Sundance Review: Paul Giamatti and Amy Ryan wrestle laughs in 'Win Win'
PARK CITY - Fox Searchlight has become a staple at the Sundance Film Festival over the past decade and not just because they have acquired films such as "Napoleon Dynamite," "Once," "Little Miss Sunchine," "Garden State" and "Waitress." The company has also debuted their own features for the Park City faithful, sometimes up to a half a year before their release. The studio took chances on "The Savages," "500 Days of Summer" and "Cyrus" and were rewarded in spades with fantastic reviews across the board. This year, Searchlight has brought two of their more commercially viable films, the Ed Helms comedy "Cedar Rapids" and Thomas McCarthy's "Win Win" which debuted tonight.
Set in the vast suburbia of New Jersey, "Win Win" begins as Mike Flaherty (Paul Giamatti) realizes he's in dire financial straights with his friendly neighborhood law practice. Hiding the problem from his feisty wife Jackie (a great Amy Ryan), Mike offers to make himself the guardian for a client with severe dementia, Leo (Burt Young), after neither the state or his office can track down Leo's next of kin.

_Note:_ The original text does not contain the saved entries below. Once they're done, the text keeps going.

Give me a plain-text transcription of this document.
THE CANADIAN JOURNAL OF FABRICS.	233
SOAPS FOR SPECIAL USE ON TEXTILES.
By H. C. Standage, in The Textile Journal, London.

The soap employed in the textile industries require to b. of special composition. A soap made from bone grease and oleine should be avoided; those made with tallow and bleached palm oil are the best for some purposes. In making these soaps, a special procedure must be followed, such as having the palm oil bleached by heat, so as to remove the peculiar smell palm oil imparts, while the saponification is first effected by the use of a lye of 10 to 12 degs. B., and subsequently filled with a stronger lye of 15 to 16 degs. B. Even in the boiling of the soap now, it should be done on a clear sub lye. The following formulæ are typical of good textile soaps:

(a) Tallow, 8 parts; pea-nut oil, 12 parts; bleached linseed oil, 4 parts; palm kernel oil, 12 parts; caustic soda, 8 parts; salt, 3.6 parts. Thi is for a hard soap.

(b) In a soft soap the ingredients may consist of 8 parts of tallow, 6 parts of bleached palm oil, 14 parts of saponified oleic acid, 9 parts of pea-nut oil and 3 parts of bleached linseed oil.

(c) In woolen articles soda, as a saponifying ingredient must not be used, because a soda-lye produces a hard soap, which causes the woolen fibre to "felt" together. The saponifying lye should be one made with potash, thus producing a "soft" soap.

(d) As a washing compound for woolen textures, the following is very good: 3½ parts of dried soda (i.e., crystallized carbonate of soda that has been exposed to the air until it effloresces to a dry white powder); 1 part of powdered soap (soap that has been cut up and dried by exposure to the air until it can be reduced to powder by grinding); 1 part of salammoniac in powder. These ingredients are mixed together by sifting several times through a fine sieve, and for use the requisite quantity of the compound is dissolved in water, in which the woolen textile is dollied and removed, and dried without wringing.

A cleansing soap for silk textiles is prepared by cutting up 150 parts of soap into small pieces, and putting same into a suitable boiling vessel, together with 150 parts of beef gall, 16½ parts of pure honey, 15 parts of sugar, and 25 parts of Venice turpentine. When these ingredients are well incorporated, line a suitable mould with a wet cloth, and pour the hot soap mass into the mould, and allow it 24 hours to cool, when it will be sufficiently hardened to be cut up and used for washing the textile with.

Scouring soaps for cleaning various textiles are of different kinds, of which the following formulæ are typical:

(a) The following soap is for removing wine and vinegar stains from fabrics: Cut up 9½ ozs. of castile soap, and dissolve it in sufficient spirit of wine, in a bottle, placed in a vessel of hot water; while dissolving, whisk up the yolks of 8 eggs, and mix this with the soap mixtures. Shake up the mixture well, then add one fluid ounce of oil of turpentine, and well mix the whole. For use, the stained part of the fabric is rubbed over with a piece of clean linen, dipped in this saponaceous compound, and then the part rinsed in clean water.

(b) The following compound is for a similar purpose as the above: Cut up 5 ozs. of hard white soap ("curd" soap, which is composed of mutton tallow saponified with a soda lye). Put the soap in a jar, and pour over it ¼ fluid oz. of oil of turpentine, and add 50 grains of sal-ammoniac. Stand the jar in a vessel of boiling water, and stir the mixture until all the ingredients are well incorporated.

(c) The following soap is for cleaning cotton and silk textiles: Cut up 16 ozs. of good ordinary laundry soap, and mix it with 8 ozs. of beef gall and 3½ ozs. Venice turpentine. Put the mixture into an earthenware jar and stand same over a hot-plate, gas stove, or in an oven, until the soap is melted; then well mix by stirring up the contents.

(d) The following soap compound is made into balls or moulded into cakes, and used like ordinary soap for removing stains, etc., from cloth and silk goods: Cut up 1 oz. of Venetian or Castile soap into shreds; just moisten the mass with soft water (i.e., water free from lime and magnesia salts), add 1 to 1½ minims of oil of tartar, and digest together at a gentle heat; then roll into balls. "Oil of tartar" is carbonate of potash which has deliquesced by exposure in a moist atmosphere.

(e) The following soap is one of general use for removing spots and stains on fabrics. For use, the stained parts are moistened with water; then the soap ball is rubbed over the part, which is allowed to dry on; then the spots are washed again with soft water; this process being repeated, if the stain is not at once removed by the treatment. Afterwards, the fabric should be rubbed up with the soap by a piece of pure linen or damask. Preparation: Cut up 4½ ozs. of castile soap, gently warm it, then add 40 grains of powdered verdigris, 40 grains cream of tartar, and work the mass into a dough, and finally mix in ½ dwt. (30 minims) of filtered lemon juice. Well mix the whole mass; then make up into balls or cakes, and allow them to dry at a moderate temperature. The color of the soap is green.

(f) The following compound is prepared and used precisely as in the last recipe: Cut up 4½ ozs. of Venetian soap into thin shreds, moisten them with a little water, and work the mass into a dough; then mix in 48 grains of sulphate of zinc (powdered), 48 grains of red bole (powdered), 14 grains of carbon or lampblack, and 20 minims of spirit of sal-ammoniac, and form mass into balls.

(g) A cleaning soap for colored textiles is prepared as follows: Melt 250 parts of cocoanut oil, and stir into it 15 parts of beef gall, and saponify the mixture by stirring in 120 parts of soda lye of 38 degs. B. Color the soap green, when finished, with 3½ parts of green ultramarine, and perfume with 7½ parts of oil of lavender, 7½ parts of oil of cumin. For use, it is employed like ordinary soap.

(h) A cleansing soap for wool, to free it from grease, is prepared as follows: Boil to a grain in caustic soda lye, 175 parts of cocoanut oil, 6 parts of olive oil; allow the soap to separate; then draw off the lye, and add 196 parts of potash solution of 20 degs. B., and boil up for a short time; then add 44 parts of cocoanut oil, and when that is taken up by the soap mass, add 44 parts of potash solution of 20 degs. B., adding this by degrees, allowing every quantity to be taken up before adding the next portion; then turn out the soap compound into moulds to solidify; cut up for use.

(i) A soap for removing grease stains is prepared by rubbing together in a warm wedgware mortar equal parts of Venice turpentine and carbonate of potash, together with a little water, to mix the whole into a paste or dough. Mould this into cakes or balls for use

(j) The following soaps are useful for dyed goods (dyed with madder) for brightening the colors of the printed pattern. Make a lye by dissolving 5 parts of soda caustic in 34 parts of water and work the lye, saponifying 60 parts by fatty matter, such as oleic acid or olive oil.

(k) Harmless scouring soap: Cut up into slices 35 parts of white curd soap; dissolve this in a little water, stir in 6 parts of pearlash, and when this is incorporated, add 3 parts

It turns out Leo is loaded and becoming his guardian will give Mike an extra $1500 a month. Everything seems to be kosher until Leo's grandson Kyle (Alex Shaffer) shows up from Ohio.
At this point, "Win Win" has been mostly a dramedy. Leo's condition hasn't been played pretty straight and the only real comic figure is Mike's best friend Terry (Bobby Cannavale). Kyle can't stay with his grandfather (who's been moved to senior citizen's home) and his mother (Leo's daughter) appears to have five more weeks of rehab to go and won't even speak to Mike, his wife or her son on the phone. Begrudgingly, Mike and Jackie take the easy going Kyle in. It's when Mike discovers that Kyle was a champion high school wrestler that the movie really takes off. Oh, did we forget to mention Mike is the local high school wrestling coach and that his team is in need of a major talent infusion? In something akin to "The Blind Side" meets "The Bad News Bears," Kyle quickly becomes a phenomenon and settles into the team and living with Mike's family. The wrestling scenes, which also feature Jeffrey Tambor as Mike's assistant coach, are hands down the funniest and most inspired part of the movie. Predictably, Kyle's mom (Melanie Lynskey) shows up to try and finagle her father's inheritance and bring Kyle home. That's when the film switches back to its earlier dramatic leanings.
Granted, as described it's an uneven mix, but Giamatti and Ryan have enough comic chops and gravitas to make it entertaining even when you see where the story is going. For McCarthy, this seems like an attempt to make a flat out commercial film in his own style. The result won't be an awards player like his last feature, "The Visitor," but it could be a nice early spring hit on the art house circuit for Searchlight.
"Win Win" is currently scheduled to open in limited release on March 18.